Besides, I found it easier to write about a woman. I knew what women did when they were on their own, and how they thought. Perhaps this dream last night was my subconscious telling me that what my novel really needed was a woman’s point of view.

The character, I thought, would form herself; I only had to name her.

Which was easier, as always, said than done.

The names of characters defined them, and like clothing, either fitted them or not. I’d tried and tossed out several by the time I reached the Paris airport.

On the plane to Aberdeen, I tried a more methodical approach, by taking out my notebook and dividing one page into two neat columns, and then listing every Scottish name I knew—for I’d decided she would have to be a Scot—and trying different combinations of the first names and the surnames in my search for one that worked.

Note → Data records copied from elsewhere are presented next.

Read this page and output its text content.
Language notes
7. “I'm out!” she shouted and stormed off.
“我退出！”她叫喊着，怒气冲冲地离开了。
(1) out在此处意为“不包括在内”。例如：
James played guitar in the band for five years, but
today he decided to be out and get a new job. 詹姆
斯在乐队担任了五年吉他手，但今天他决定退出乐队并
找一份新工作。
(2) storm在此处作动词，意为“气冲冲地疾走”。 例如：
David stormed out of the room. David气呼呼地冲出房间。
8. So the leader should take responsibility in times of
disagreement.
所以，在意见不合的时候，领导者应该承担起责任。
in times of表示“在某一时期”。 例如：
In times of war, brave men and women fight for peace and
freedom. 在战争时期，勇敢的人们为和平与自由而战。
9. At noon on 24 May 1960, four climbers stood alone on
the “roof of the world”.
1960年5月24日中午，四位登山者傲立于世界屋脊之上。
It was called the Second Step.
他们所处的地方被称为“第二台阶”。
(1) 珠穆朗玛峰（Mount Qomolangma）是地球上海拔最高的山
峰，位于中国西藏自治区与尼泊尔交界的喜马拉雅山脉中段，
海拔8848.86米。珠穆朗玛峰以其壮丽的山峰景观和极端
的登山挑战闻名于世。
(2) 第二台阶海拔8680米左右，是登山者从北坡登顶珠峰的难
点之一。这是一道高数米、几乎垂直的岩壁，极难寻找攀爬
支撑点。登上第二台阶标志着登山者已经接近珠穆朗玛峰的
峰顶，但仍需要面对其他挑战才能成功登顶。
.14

I’d gone a good way down the list before I noticed I’d become a source of interest to my seatmate. He’d been sleeping when I’d boarded, or at least he had been sitting with his head back and his eyes closed, and since I hadn’t really been in a mood to strike up a conversation on the plane anyway, I’d happily left him in peace. But now he was awake and sitting forward, with his dark head angled slightly so that he could see what I was writing. He was doing it discreetly enough, but when I glanced over he met my gaze cheerfully, not at all embarrassed he’d been caught, and with a nod at the paper said, ‘Choosing an alias, are ye?’

Which settled the question of his nationality. I’d been thinking he might have been French, with his nearly black hair and good looks, but there was no mistaking the burr of his accent. He looked to be close to my age, and his smile was friendly, not flirting, so I smiled back. ‘Nothing so exciting. I’m naming a character.’